• Kino
  • Mapa
  • Ogłoszenia
  • Forum
  • Komunikacja
  • Raport

To kościoły decydowały o kształcie Gdyni

Paweł Różyński
5 lipca 2010 (artykuł sprzed 13 lat) 
Kościół pw. Św. Michała Archanioła, najstarszy kościół na terenie dzisiejszej Gdyni. Kościół pw. Św. Michała Archanioła, najstarszy kościół na terenie dzisiejszej Gdyni.

To, jak dziś wygląda Gdynia, zależało nie tylko od jej budowniczych w latach międzywojennych, ale i od relacji z Kościołem. Chodzi tu nie tylko o własność kościelną, ale także przynależność parafialną poszczególnych wsi oraz lokalne skutki XVI-wiecznej reformacji.

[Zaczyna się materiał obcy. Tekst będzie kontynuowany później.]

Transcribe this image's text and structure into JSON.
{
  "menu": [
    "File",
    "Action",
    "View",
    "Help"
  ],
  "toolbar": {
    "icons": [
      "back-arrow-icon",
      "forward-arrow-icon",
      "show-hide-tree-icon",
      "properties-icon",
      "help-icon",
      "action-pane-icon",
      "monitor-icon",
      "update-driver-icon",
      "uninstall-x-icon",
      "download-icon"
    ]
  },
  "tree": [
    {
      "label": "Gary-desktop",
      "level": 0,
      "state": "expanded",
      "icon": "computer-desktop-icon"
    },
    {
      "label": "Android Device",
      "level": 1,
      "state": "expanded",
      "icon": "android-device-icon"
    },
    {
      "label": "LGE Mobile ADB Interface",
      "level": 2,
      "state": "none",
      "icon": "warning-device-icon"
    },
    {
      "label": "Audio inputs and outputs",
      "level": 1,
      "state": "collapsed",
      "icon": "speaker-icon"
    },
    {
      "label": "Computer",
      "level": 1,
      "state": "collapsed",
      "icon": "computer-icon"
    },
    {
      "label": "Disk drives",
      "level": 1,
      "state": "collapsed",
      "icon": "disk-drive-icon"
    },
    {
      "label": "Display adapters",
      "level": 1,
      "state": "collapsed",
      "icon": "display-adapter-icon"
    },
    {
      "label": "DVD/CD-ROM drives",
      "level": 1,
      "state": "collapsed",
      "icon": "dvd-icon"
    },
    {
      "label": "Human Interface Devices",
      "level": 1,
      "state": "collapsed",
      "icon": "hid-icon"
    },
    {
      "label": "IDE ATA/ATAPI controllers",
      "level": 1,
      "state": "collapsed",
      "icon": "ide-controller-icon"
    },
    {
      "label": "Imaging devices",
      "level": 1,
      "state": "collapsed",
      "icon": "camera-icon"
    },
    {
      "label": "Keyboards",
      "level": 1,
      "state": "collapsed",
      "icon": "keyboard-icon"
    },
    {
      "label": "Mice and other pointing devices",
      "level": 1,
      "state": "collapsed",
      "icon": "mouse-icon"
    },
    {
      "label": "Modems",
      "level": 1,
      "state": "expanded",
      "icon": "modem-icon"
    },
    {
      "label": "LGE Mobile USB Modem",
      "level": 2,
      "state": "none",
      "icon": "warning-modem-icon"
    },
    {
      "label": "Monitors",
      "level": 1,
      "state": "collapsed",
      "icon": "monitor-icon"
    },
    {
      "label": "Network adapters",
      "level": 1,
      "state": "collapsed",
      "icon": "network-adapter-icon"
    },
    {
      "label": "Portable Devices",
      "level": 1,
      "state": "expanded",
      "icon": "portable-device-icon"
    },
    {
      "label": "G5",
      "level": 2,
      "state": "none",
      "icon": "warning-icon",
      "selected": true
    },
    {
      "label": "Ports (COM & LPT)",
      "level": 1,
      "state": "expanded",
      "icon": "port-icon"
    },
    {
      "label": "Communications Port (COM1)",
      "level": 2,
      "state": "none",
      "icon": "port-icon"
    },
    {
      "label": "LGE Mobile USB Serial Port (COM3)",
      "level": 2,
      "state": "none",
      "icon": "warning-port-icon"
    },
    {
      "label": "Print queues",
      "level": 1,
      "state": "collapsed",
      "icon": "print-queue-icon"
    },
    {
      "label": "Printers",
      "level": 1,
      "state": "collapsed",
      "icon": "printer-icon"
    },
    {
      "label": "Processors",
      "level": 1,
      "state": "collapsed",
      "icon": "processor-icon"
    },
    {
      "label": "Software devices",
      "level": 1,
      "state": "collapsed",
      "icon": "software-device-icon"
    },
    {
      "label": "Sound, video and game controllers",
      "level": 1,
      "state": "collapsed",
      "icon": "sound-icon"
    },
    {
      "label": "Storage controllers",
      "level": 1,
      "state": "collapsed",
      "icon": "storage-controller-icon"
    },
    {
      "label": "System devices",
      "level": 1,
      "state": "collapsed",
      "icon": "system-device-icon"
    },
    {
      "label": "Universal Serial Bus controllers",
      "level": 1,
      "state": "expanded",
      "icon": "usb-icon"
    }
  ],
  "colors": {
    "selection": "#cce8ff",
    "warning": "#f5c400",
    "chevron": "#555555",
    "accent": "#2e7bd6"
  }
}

Grób Antoniego Abrahama, króla Kaszubów, na cmentarzu oksywskim. Grób Antoniego Abrahama, króla Kaszubów, na cmentarzu oksywskim.
Kościół pw. Św. Mikołaja w Chyloni, którego najstarsze fragmenty pochodzą z XIV wieku. Kościół pw. Św. Mikołaja w Chyloni, którego najstarsze fragmenty pochodzą z XIV wieku.
Kościół pw. Matki Boskiej Bolesnej w Orłowie pochodzi z XVI wieku. Zbudowany został jako świątynia luterańska i taką funkcję pełnił do 1945 roku. Kościół pw. Matki Boskiej Bolesnej w Orłowie pochodzi z XVI wieku. Zbudowany został jako świątynia luterańska i taką funkcję pełnił do 1945 roku.
Kościół pw. Najświętszej Maryi Panny Królowej Polski przy ul. Świętojańskiej. Pierwszy kościół zbudowany w rodzącym się mieście w latach 1922-1924. Kościół pw. Najświętszej Maryi Panny Królowej Polski przy ul. Świętojańskiej. Pierwszy kościół zbudowany w rodzącym się mieście w latach 1922-1924.
Najstarszym kościołem na terenie dzisiejszej Gdyni jest kościół pw. św. Michała Archanioła na Oksywiu. Powstał na początku XIII wieku, a jego parafia obejmowała znaczną część Kępy Oksywskiej, a także Gdynię i Witomino. Budowla wielokrotnie ulegała zniszczeniu, najbardziej podczas wojen szwedzkich w XVII wieku oraz II Wojny Światowej. Obecny kształt świątyni koresponduje z jej XVII-wiecznym układem.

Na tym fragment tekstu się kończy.